It's not about the puzzles, but I think it could do without them.
Quiet, atmospheric games can be difficult to demo in a loud, crowded environment like the PAX East show floor, but Spirit of the North managed to draw me in nonetheless. It opens in a snowy landscape, giving you control of a fox that can do little more than run, jump, and wag its tail. There is very little to do but walk forward in the opening areas of the game, but I didn’t really have a problem with that. Taking in the scenery—which looked great in the PC build we played—was engaging on its own, and the excellent music helped to sell the emotion permeating each setting.
Eventually you meet the ghostly image of another fox: the eponymous spirit of the north. This spirit acts as a guide that shows you the way through the environment, serving as a companion in the lonely wilderness. These simple moments were the core appeal to me when playing Spirit of the North, and I wasn’t surprised to hear the developer hosting the demo say that they were the main focus of the game.
Shortly after, I began to encounter puzzles based around transferring the spirit’s magic into runes to open pathways. In order to achieve this, you first need to absorb the spirit’s power from a particular kind of plant and then carry it back to the rune. I call them "puzzles", but I think that's being a bit generous; there isn’t really any particular problem-solving involved. There’s no downside to carrying the spirit’s power, and it doesn’t disappear until you’ve transferred it to the rune, so it’s best to keep a charge of the power whenever possible. This leads to frustration whenever you happen to walk past a power plant without seeing it, as you’ll inevitably find yourself at a dead end with no option but to simply backtrack, find the plant, and then return to the dead end to progress.
Much more interesting were the bonus side-tasks of placing a magical staff next to the deceased body of a traveler to free their spirit, presumably allowing them to pass on peacefully. The staves are hidden throughout the world, waiting to be stumbled upon or sought out specifically, and their optional nature makes them far more satisfying to find than the power plants that let you open runes. Since I never felt like I was pressured to find a staff in order to continue my journey, I enjoyed stopping to look around for them whenever I noticed a body much more than I relished the “main quest” puzzles.

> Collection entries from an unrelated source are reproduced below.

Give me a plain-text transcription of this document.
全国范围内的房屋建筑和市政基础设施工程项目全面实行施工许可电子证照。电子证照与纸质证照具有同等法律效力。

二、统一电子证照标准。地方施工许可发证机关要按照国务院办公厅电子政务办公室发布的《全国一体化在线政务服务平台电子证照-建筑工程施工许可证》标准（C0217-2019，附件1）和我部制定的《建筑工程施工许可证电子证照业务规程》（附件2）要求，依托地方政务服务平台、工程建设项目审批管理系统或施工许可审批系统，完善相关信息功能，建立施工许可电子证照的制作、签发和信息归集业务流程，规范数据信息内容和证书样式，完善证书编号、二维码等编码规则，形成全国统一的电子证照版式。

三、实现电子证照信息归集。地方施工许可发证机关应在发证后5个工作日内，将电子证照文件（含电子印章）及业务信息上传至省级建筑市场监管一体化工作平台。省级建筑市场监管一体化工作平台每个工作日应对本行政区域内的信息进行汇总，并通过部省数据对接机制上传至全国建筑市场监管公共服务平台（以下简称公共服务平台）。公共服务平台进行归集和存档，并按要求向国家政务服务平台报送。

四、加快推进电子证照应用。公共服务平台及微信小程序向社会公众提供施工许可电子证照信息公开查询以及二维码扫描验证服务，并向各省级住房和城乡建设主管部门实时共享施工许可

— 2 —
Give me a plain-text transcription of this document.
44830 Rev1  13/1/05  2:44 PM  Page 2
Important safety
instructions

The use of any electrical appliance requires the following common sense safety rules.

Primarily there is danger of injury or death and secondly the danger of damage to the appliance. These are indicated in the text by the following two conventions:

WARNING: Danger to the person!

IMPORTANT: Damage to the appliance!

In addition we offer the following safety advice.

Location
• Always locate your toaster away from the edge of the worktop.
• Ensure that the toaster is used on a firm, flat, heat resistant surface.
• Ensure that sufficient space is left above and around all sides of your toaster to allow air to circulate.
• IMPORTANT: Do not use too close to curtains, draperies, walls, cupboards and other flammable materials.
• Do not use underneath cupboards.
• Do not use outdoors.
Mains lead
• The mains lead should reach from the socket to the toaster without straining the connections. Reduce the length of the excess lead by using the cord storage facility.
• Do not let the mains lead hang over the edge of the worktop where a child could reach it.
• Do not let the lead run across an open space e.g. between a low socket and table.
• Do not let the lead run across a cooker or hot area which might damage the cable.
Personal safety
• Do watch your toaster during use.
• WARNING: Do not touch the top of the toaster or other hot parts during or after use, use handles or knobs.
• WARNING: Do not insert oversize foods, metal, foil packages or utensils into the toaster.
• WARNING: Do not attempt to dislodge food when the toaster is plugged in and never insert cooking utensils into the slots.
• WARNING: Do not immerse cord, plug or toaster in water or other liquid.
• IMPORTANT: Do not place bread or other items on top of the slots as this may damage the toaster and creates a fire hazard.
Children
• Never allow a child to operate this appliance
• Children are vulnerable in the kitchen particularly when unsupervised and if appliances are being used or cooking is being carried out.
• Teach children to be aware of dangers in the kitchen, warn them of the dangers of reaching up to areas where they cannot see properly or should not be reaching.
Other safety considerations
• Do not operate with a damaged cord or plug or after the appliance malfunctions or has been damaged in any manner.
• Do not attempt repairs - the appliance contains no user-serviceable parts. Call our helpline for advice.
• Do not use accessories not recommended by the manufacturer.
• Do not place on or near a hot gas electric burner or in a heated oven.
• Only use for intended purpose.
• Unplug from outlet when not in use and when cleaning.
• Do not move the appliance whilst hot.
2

I spent a little under an hour with Spirit of the North, and the rune puzzles didn’t start to pop up until the last fifteen minutes or so, so I didn’t get enough time with them to know if they were developed further or if they become less prominent as the game goes on. Hopefully, the full game trends away from them, because the time I spent earlier in the demo simply taking in the environment at my own pace was a great experience that I’d love to play more of when Spirit of the North releases on Switch this spring.